Some will interject that, “Birds and fish are less intelligent… or emotive… or conscious than mammals. Therefore they don’t have the value that mammals have!”

Apart from the questionable science upon which such arguments rest, this position(s) has even more fundamental problems. Why should the level of intelligent or emotion bestow a greater value on an animal? While science might be able to demonstrate that certain species can perform certain tasks more efficiently, it is unable to answer the question of value.

Instead, the question of value or worth requires an even more fundamental question: “Value or worth to whom?” Is there an ultimate source that determines value or is this entire concept just a human invention to bestow meaning on life?

If we created this idea, and value has no existence outside of what we determine value to be, then we have returned to man-centered center and dominated world. However, it is an arbitrary world, depending on who is in power and can enforce their worldview. It also means that anything goes, because there is no absolute standard of truth to determine the worth of anything. It means that if I think that people who look or act like me are the most evolved, and if I attach value to the highest level of evolution, then who can say that I am wrong!

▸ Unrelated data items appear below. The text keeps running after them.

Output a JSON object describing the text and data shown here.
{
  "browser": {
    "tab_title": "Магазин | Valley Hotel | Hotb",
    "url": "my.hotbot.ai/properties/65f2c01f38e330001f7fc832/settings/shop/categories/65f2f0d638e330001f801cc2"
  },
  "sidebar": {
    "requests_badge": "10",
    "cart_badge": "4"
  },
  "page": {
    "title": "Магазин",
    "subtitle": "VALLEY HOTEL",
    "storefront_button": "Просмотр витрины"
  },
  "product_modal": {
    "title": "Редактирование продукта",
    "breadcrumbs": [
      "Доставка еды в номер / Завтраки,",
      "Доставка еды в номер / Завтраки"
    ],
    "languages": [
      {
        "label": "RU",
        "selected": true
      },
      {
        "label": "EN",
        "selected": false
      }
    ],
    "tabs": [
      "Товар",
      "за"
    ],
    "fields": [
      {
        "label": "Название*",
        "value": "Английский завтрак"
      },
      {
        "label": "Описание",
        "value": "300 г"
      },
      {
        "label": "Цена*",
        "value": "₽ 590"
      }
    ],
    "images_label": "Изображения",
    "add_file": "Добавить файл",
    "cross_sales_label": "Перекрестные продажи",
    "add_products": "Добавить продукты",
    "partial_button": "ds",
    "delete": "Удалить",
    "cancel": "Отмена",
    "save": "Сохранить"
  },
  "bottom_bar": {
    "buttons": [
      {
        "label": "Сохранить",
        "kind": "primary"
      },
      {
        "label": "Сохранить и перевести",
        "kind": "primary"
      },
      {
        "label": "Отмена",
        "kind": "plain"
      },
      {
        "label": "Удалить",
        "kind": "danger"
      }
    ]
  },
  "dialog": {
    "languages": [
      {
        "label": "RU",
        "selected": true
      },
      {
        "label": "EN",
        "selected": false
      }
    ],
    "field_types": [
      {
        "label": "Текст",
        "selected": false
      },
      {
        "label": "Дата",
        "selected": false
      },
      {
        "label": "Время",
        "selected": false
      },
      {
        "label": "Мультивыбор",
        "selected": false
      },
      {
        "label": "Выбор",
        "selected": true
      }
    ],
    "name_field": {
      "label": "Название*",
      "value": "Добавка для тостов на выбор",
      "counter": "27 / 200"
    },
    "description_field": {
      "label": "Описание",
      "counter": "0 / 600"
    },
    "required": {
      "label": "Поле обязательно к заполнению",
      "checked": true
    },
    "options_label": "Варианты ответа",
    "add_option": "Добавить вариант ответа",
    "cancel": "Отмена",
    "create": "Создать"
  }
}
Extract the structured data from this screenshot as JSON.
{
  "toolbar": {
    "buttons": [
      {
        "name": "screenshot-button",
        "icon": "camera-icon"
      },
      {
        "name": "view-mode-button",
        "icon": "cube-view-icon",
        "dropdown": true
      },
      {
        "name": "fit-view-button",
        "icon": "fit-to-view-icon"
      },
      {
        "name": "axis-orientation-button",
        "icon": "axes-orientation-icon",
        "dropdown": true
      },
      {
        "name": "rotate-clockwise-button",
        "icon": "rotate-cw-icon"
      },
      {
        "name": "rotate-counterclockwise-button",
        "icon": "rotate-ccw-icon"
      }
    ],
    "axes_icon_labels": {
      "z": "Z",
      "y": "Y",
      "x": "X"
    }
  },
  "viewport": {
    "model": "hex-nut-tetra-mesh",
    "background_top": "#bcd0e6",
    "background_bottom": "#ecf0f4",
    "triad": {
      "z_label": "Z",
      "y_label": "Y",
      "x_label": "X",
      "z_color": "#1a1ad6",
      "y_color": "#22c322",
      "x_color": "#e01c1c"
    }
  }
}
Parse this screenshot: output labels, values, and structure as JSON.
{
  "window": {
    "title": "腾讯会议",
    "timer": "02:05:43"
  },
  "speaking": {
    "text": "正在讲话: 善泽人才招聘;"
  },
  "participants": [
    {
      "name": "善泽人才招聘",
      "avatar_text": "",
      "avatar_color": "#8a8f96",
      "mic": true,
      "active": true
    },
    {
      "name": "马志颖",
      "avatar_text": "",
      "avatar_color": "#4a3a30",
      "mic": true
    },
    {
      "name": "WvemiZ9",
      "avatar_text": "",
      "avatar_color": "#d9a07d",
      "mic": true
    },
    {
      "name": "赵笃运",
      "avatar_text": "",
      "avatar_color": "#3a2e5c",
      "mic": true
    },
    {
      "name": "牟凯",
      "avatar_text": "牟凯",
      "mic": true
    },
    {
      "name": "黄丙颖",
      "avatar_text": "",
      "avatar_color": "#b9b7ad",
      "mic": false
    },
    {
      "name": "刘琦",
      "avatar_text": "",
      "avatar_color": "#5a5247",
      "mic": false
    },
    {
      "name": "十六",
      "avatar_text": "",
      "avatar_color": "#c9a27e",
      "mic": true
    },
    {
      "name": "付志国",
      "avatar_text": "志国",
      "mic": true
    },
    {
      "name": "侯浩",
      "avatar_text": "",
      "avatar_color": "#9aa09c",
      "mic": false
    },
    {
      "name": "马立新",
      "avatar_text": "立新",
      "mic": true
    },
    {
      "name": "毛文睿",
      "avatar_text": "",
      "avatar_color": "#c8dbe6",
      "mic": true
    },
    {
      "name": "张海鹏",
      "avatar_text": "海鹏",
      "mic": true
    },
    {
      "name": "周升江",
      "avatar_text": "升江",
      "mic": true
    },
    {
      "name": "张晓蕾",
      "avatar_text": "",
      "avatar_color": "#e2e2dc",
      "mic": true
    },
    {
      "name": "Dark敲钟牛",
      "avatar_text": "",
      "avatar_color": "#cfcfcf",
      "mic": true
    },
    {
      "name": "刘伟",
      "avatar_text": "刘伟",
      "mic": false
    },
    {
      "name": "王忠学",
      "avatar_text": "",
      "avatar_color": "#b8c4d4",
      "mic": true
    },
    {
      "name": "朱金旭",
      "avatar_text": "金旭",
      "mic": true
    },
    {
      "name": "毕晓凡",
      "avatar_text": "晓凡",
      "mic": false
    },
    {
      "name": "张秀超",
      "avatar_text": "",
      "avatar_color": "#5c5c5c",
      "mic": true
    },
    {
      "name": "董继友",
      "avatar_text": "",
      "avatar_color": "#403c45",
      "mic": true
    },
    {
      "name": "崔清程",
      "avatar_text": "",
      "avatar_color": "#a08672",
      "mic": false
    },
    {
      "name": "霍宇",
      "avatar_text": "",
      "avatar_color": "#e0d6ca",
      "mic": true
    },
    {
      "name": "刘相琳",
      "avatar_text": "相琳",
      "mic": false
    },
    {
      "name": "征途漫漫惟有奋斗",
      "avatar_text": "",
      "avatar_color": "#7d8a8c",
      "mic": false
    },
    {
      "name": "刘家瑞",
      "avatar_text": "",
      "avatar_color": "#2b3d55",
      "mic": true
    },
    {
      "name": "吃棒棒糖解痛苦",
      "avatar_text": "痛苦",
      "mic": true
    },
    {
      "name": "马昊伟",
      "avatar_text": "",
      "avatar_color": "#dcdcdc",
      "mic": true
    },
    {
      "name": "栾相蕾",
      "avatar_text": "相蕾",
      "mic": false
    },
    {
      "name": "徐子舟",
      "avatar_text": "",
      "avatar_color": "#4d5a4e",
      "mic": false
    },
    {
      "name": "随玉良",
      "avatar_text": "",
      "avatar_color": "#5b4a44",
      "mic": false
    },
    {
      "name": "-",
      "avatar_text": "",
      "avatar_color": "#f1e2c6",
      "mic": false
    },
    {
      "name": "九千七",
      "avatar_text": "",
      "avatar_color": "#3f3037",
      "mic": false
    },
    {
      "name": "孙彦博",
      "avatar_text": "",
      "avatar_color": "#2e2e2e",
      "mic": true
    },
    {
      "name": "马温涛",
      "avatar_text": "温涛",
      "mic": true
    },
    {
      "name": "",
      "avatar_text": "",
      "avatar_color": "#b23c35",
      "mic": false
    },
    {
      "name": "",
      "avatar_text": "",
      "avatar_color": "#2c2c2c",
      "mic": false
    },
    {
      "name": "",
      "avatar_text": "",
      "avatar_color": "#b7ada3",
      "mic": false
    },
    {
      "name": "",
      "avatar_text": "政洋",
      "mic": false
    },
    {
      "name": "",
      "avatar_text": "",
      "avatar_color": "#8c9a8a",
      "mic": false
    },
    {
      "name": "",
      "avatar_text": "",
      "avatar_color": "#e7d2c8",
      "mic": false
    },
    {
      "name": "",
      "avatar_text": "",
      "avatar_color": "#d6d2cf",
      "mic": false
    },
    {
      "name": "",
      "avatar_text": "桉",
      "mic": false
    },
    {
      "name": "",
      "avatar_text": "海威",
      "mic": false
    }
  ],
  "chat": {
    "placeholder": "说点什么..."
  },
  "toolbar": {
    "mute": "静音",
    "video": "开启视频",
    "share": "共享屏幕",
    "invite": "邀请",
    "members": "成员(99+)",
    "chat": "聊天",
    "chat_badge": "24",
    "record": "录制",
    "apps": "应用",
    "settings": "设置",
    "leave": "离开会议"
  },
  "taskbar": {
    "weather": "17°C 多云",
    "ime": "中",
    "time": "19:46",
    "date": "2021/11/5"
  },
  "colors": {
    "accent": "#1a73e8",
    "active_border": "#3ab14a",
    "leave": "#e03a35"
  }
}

Real value therefore depends on the existence of immutable and universal truth that transcends us and our competing opinions, and therefore also a Truth-giver that transcends us.

Some will interject, “We have natural laws, and they don’t require your Truth-giver. Why then can’t we have a natural law that bestows value?”

There are many problems with this hope. For one thing, there is no evidence that our natural, universal, immutable laws don’t require a Truth-giver. Perhaps even more problematic, a natural law that bestows value cannot be natural. Once again, value is the product of personhood and not science, which can only tell us what is. Value is the product of intelligence, consciousness and will, not of impersonal and mindless forces.

We can demonstrate this by showing the distinction between the law of gravity and the law that imparts value. The effects of the former can be bypassed or overcome; those of the values law cannot.  We can board an airplane that violates the natural effects of gravity without consequence. However, we cannot sex-traffic teenagers and pre-teens without violating the law of value. Hence, this law is a different kind of law – a Personal law. In contrast, gravity can attract, but it cannot value anything.

Because of the universality, immutable, and Personhood of value, it doesn’t matter whether we go to Alaska or the desert or even enter a time machine to go to a different age, the same immutable law of value will confront us and the girls we intend to traffic. Nor will any of our scientific innovations change it. Our conscience instructs us that our value as humans transcends any changes or innovations, and our conscience will punish us if we defy the law we find therein! In this sense, it seems to be more un-defiable and Personal than the law of gravity, which we can side-step without any consequence.

At this, some will respond, “I know what is right and wrong without your God.” However, it is impossible to know what is “right and wrong” unless there is a real and objective right and wrong, which transcends our bio-chemical reactions. However, you can say, “I have the very real feeling of right and wrong regardless!” True, but irrelevant! Feelings cannot equate with truth unless truth and value have an independent existence, apart from our feelings.